Thursday, September 20, 2007

Manpower's world headquarters decidedly suburban

I just received an invite to the grand opening of Manpower’s New World Headquarters “in commemoration of the company’s return home to downtown Milwaukee.” There’s going to be champagne, cocktails, hors d’oeuvres, and valet parking. The attractive invite was die cut in the shape of Milwaukee’s skyline, which really didn’t require much die cutting since the skyline consists of one or two modestly tall buildings. Nevertheless, the invite gives the impression that Manpower’s new building is adding something to the skyline. But that would be misleading because the new building is four stories. Its parking garage is taller!

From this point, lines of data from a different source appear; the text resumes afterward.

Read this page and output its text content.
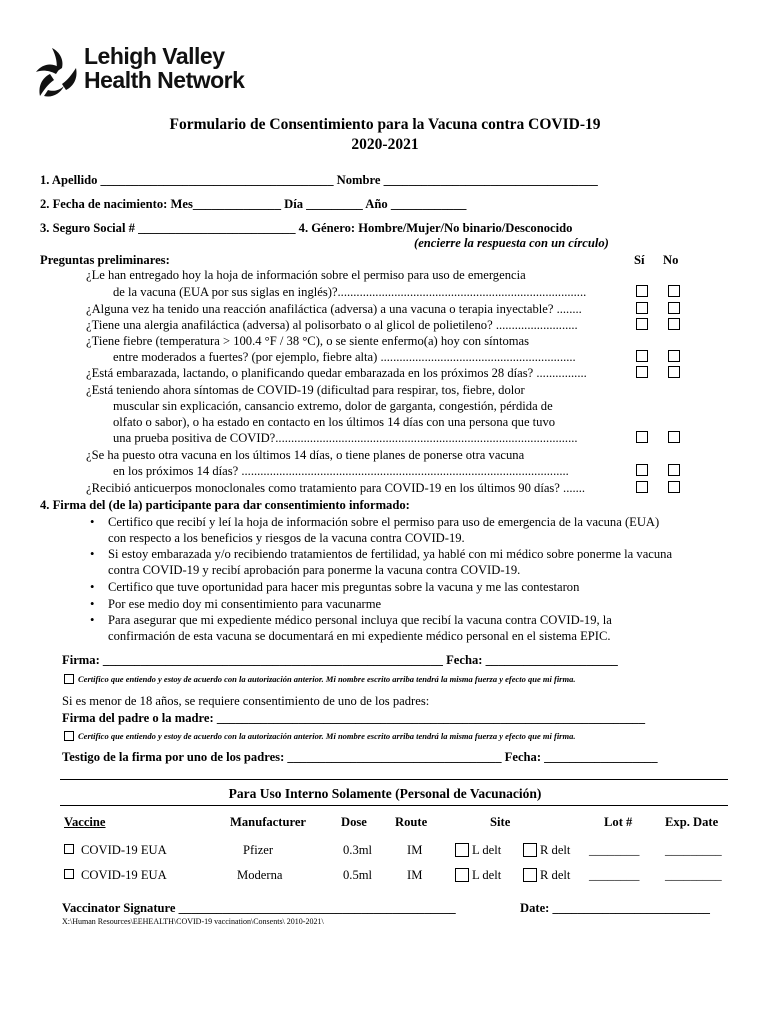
Lehigh Valley
Health Network
Formulario de Consentimiento para la Vacuna contra COVID-19
2020-2021
1. Apellido _____________________________________ Nombre __________________________________
2. Fecha de nacimiento: Mes______________ Día _________ Año ____________
3. Seguro Social # _________________________ 4. Género: Hombre/Mujer/No binario/Desconocido
(encierre la respuesta con un círculo)
Preguntas preliminares:	Sí No
¿Le han entregado hoy la hoja de información sobre el permiso para uso de emergencia
de la vacuna (EUA por sus siglas en inglés)?...............................................................................
¿Alguna vez ha tenido una reacción anafiláctica (adversa) a una vacuna o terapia inyectable? ........
¿Tiene una alergia anafiláctica (adversa) al polisorbato o al glicol de polietileno? ..........................
¿Tiene fiebre (temperatura > 100.4 °F / 38 °C), o se siente enfermo(a) hoy con síntomas
entre moderados a fuertes? (por ejemplo, fiebre alta) ..............................................................
¿Está embarazada, lactando, o planificando quedar embarazada en los próximos 28 días? ................
¿Está teniendo ahora síntomas de COVID-19 (dificultad para respirar, tos, fiebre, dolor
muscular sin explicación, cansancio extremo, dolor de garganta, congestión, pérdida de
olfato o sabor), o ha estado en contacto en los últimos 14 días con una persona que tuvo
una prueba positiva de COVID?................................................................................................
¿Se ha puesto otra vacuna en los últimos 14 días, o tiene planes de ponerse otra vacuna
en los próximos 14 días? ........................................................................................................
¿Recibió anticuerpos monoclonales como tratamiento para COVID-19 en los últimos 90 días? .......
4. Firma del (de la) participante para dar consentimiento informado:
• Certifico que recibí y leí la hoja de información sobre el permiso para uso de emergencia de la vacuna (EUA)
con respecto a los beneficios y riesgos de la vacuna contra COVID-19.
• Si estoy embarazada y/o recibiendo tratamientos de fertilidad, ya hablé con mi médico sobre ponerme la vacuna
contra COVID-19 y recibí aprobación para ponerme la vacuna contra COVID-19.
• Certifico que tuve oportunidad para hacer mis preguntas sobre la vacuna y me las contestaron
• Por ese medio doy mi consentimiento para vacunarme
• Para asegurar que mi expediente médico personal incluya que recibí la vacuna contra COVID-19, la
confirmación de esta vacuna se documentará en mi expediente médico personal en el sistema EPIC.
Firma: ______________________________________________________ Fecha: _____________________
Certifico que entiendo y estoy de acuerdo con la autorización anterior. Mi nombre escrito arriba tendrá la misma fuerza y efecto que mi firma.
Si es menor de 18 años, se requiere consentimiento de uno de los padres:
Firma del padre o la madre: ____________________________________________________________________
Certifico que entiendo y estoy de acuerdo con la autorización anterior. Mi nombre escrito arriba tendrá la misma fuerza y efecto que mi firma.
Testigo de la firma por uno de los padres: __________________________________ Fecha: __________________
Para Uso Interno Solamente (Personal de Vacunación)
Vaccine	Manufacturer	Dose Route	Site	Lot #	Exp. Date
COVID-19 EUA	Pfizer	0.3ml	IM	L delt	R delt ________ _________
COVID-19 EUA	Moderna	0.5ml	IM	L delt	R delt ________ _________
Vaccinator Signature ____________________________________________	Date: _________________________
X:\Human Resources\EEHEALTH\COVID-19 vaccination\Consents\ 2010-2021\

When I asked Manpower CEO Jeff Joerres during the building’s groundbreaking about 18 months ago why Manpower wasn’t putting up a tower that would be a landmark and that would make people stop and take note, he said that Manpower wasn’t a tower kind of company (does that mean no one in the company likes to move up?), not showy or flashy. I think that was Milwaukee-speak for, “We don’t want to spend a lot,” even though the city kicked in $25 million in tax incremental financing to help defray the cost of the $64 million building.

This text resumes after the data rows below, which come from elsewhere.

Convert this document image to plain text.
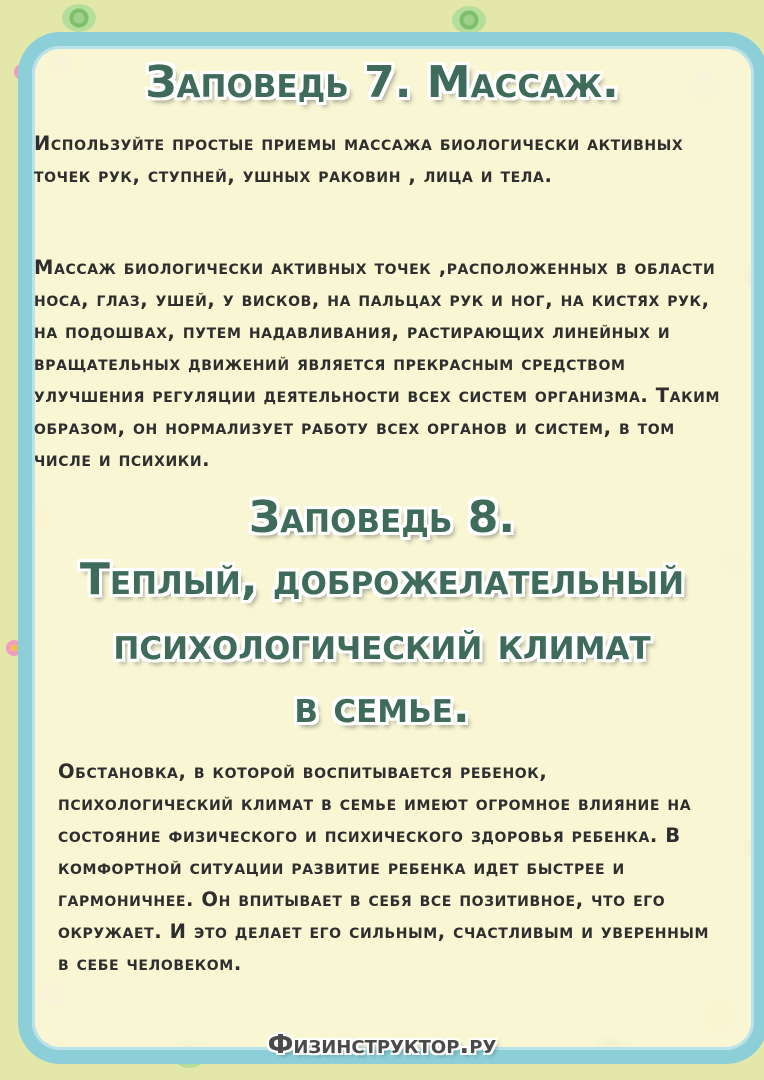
Заповедь 7. Массаж.

Используйте простые приемы массажа биологически активных точек рук, ступней, ушных раковин , лица и тела.

Массаж биологически активных точек ,расположенных в области носа, глаз, ушей, у висков, на пальцах рук и ног, на кистях рук, на подошвах, путем надавливания, растирающих линейных и вращательных движений является прекрасным средством улучшения регуляции деятельности всех систем организма. Таким образом, он нормализует работу всех органов и систем, в том числе и психики.

Заповедь 8.
Теплый, доброжелательный
психологический климат
в семье.

Обстановка, в которой воспитывается ребенок, психологический климат в семье имеют огромное влияние на состояние физического и психического здоровья ребенка. В комфортной ситуации развитие ребенка идет быстрее и гармоничнее. Он впитывает в себя все позитивное, что его окружает. И это делает его сильным, счастливым и уверенным в себе человеком.

Физинструктор.ру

This world headquarters looks decidedly suburban. There’s nothing architecturally or even visually interesting or inspiring about it. It’s simply your typical Milwaukee red brick structure with some glass thrown in to keep its daytime inhabitants from becoming mole people. And the side most people will see – along Martin Luther King Drive – resembles the back side of a strip mall, complete with an asphalt surface parking lot. The only things that make the building palatable are that it fronts on the Milwaukee River and the colorful flags out front. The plaza that opens to the river, however, is stark. A fountain reinforcing the building’s connection to the river would have been nice, but it probably would have been considered too showy, flashy, or expensive. No, I think I’ll pass on this invite.

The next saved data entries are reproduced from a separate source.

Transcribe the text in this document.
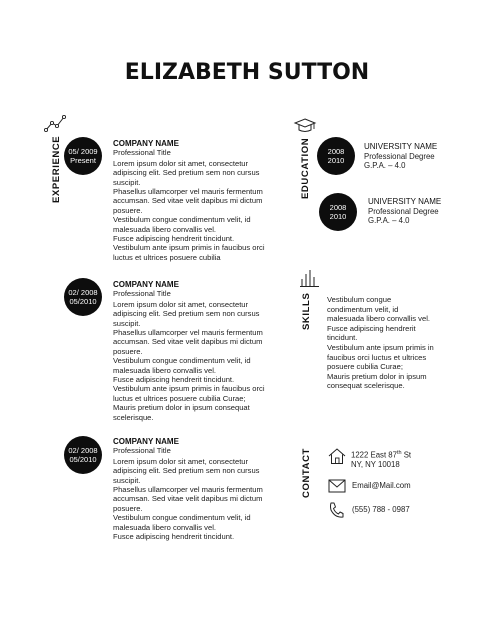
ELIZABETH SUTTON
EXPERIENCE 05/ 2009
Present
COMPANY NAME
Professional Title

Lorem ipsum dolor sit amet, consectetur

adipiscing elit. Sed pretium sem non cursus

suscipit.

Phasellus ullamcorper vel mauris fermentum

accumsan. Sed vitae velit dapibus mi dictum

posuere.

Vestibulum congue condimentum velit, id

malesuada libero convallis vel.

Fusce adipiscing hendrerit tincidunt.

Vestibulum ante ipsum primis in faucibus orci

luctus et ultrices posuere cubilia

02/ 2008
05/2010
COMPANY NAME
Professional Title

Lorem ipsum dolor sit amet, consectetur

adipiscing elit. Sed pretium sem non cursus

suscipit.

Phasellus ullamcorper vel mauris fermentum

accumsan. Sed vitae velit dapibus mi dictum

posuere.

Vestibulum congue condimentum velit, id

malesuada libero convallis vel.

Fusce adipiscing hendrerit tincidunt.

Vestibulum ante ipsum primis in faucibus orci

luctus et ultrices posuere cubilia Curae;

Mauris pretium dolor in ipsum consequat

scelerisque.

02/ 2008
05/2010
COMPANY NAME
Professional Title

Lorem ipsum dolor sit amet, consectetur

adipiscing elit. Sed pretium sem non cursus

suscipit.

Phasellus ullamcorper vel mauris fermentum

accumsan. Sed vitae velit dapibus mi dictum

posuere.

Vestibulum congue condimentum velit, id

malesuada libero convallis vel.

Fusce adipiscing hendrerit tincidunt.

EDUCATION 2008
2010
UNIVERSITY NAME
Professional Degree
G.P.A. – 4.0
2008
2010
UNIVERSITY NAME
Professional Degree
G.P.A. – 4.0
SKILLS Vestibulum congue

condimentum velit, id

malesuada libero convallis vel.

Fusce adipiscing hendrerit

tincidunt.

Vestibulum ante ipsum primis in

faucibus orci luctus et ultrices

posuere cubilia Curae;

Mauris pretium dolor in ipsum

consequat scelerisque.

CONTACT	1222 East 87th St
NY, NY 10018
Email@Mail.com
(555) 788 - 0987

For the world headquarters of an $18 billion company, this building is bland and boring. And for the $25 million the city gave to Manpower, it should have held the company to higher building and architectural standards, but that’s what happens when a city has no real leaders.

1 comment:

InspiredinMilwaukee said...

Thanks for telling it like it is. Milwaukee architecture is as imaginative as a bowl of oatmeal. Until we are free of our dependency on stale money and it's influence on anyone with any architectural talent in this town, fresh ideas will continue to fall on deaf ears. Unfortunately, time is proving the Calatrava addition to our museum an outlier.